К доктору на осмотры я ходить не любила — нередко пропускала осмотр или даже два, за что на меня несчастный врач очень сердился. Но я была уверена, что поскольку я чувствовала себя хорошо (к легкому чувству дурноты я уже привыкла), то и малышу хорошо, а если что — я бы почувствовала. Еще меньше я любила ездить на генеральные осмотры в больницу — каждый раз еле ноги уносила, так как чувствовал себя как в клубе «для тех, кому за сорок». Большинство этих тетенек мне в мамы годились (правда, стоит признать, что и мама у меня очень молодая), но все равно я чувствовала себя неуютно, и каждый раз говорила маме, чтобы она ходила вместо меня — она бы там «влилась». А я чувствовала себя безнадежно чужой, слушая разговоры про их заботы о здоровье, как одна ходит на специальную гимнастику, вторая — на водную аэробику для беременных, третья ест только перепелиные яйца, а четвертая перед употреблением чистит фрукты и овощи щеточкой для мытья посуды (все эти темы — реальны, я не преувеличиваю). Ощущая, что тут кто-то явно не в себе, я шла улучшать настроение в МакДональдс. Или в кондитерскую.

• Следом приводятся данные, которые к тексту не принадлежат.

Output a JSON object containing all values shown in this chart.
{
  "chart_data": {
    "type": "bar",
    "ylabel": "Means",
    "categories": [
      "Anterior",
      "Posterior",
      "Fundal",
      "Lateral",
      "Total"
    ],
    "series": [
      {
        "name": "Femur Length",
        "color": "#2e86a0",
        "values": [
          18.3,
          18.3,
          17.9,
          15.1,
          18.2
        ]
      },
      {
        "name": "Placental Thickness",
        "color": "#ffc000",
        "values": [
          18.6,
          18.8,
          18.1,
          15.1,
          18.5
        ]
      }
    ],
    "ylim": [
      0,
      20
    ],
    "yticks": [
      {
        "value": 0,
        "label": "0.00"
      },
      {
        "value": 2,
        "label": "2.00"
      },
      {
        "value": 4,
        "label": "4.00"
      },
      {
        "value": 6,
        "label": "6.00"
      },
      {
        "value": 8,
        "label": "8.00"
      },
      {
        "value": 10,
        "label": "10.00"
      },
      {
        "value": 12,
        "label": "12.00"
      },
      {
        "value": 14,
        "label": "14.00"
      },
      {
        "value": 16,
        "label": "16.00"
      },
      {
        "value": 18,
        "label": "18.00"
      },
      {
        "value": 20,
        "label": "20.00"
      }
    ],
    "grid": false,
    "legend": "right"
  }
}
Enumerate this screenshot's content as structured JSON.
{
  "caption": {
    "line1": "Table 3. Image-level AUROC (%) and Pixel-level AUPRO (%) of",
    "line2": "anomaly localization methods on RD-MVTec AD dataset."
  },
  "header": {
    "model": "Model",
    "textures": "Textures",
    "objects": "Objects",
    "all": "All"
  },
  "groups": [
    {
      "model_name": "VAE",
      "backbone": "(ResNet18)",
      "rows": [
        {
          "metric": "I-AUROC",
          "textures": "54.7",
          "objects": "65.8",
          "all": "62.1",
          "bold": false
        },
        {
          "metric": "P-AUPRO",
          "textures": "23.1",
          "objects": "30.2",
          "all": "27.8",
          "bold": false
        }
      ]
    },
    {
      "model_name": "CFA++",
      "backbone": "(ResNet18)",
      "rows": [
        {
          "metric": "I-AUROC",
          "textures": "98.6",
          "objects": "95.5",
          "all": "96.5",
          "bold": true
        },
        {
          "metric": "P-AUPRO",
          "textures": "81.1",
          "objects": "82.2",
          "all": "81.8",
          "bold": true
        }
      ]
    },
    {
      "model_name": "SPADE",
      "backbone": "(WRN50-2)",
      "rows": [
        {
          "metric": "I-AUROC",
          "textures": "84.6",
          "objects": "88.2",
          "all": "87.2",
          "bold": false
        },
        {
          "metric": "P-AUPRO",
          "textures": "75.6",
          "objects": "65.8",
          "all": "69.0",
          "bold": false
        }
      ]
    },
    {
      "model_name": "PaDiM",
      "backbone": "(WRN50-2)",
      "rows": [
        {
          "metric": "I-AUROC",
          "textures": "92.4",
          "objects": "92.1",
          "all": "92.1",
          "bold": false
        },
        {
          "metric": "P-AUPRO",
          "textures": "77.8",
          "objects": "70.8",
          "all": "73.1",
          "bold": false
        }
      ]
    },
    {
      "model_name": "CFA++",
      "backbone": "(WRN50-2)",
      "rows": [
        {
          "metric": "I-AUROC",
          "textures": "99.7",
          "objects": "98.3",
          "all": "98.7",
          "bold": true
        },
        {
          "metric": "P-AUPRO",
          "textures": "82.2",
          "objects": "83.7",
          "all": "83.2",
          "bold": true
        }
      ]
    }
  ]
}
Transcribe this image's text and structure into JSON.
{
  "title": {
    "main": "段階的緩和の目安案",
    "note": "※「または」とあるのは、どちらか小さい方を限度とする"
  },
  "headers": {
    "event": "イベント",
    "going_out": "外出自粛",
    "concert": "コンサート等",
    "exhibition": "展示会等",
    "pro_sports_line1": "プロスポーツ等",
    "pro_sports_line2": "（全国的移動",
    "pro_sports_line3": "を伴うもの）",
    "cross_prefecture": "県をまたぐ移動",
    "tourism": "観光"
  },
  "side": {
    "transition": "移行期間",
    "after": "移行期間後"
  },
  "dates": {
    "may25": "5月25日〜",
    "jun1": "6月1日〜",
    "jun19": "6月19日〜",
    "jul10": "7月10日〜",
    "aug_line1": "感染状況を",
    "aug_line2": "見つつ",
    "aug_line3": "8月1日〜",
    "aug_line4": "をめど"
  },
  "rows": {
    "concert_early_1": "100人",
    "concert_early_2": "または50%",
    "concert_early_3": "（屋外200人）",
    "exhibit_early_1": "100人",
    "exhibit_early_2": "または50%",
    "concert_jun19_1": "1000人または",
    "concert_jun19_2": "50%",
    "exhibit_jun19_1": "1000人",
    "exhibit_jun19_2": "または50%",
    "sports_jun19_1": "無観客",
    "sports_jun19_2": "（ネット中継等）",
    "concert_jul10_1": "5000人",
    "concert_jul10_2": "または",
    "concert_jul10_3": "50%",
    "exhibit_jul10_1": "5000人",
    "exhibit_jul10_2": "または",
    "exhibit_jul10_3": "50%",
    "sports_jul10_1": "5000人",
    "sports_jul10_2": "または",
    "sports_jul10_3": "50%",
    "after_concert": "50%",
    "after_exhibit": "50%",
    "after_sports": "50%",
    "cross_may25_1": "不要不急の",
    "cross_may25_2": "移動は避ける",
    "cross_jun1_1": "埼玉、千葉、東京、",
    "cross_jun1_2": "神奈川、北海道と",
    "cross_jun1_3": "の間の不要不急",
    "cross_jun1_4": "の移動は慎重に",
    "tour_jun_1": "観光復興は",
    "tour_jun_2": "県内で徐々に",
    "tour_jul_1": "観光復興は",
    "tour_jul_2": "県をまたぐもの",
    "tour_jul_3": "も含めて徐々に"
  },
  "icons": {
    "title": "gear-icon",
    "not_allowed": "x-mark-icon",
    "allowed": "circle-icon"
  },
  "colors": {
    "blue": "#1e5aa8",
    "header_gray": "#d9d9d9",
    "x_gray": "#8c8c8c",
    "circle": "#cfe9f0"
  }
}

День шел за днем, месяц за месяцем, я постепенно привыкала и к недомоганиям, и к тому, что в университете все предусмотрительные и относятся ко мне с пониманием (подчас мне казалось, что даже с излишним), а в транспорте мне уступают место. К тому, что пузо иногда спит, а иногда буянит, я тоже привыкла. И очень странна мне была мысль, что скоро этого всего не будет. Но в назначенный день и назначенный час мы пришли в больницу, с рюкзаком, набитым вещами (которые, кроме зубной щетки и расчески, мне так и не понадобились). Операцию пришлось делать под общим наркозом, поэтому с маленьким Вовой я познакомилась чуть ли не последней — после мужа и мамы. Вернее, бабушки, так как мама теперь я.
И опять, как это ни странно, к новой роли я привыкала несколько месяцев — поскольку первые два месяца Вовка только спал. И ел. Иногда. Когда я его будила и кормила. А иначе он так бы и проспал. А я все это время ничего не делала, только думала. Что же изменилось во мне? И с удивлением, если не ужасом, осознавала, что, кажется, ничего. Нет, конечно, я безумно, просто без меры, люблю этого маленького человечка, кроватка которого теперь стоит в моей комнате, а игрушки заполонили всю оставшуюся квартиру, я за него хоть в огонь, хоть в воду, хоть под поезд. А его улыбка (когда он начал улыбаться) — самое сладкое и чудесное явление в мире. Особенно, когда он улыбается именно мне, только мне, а я мысленно (а иногда и вслух) рассказываю ему, что он малыш, а я — его мама, и мы теперь друзья, и он — неделимая часть моей жизни.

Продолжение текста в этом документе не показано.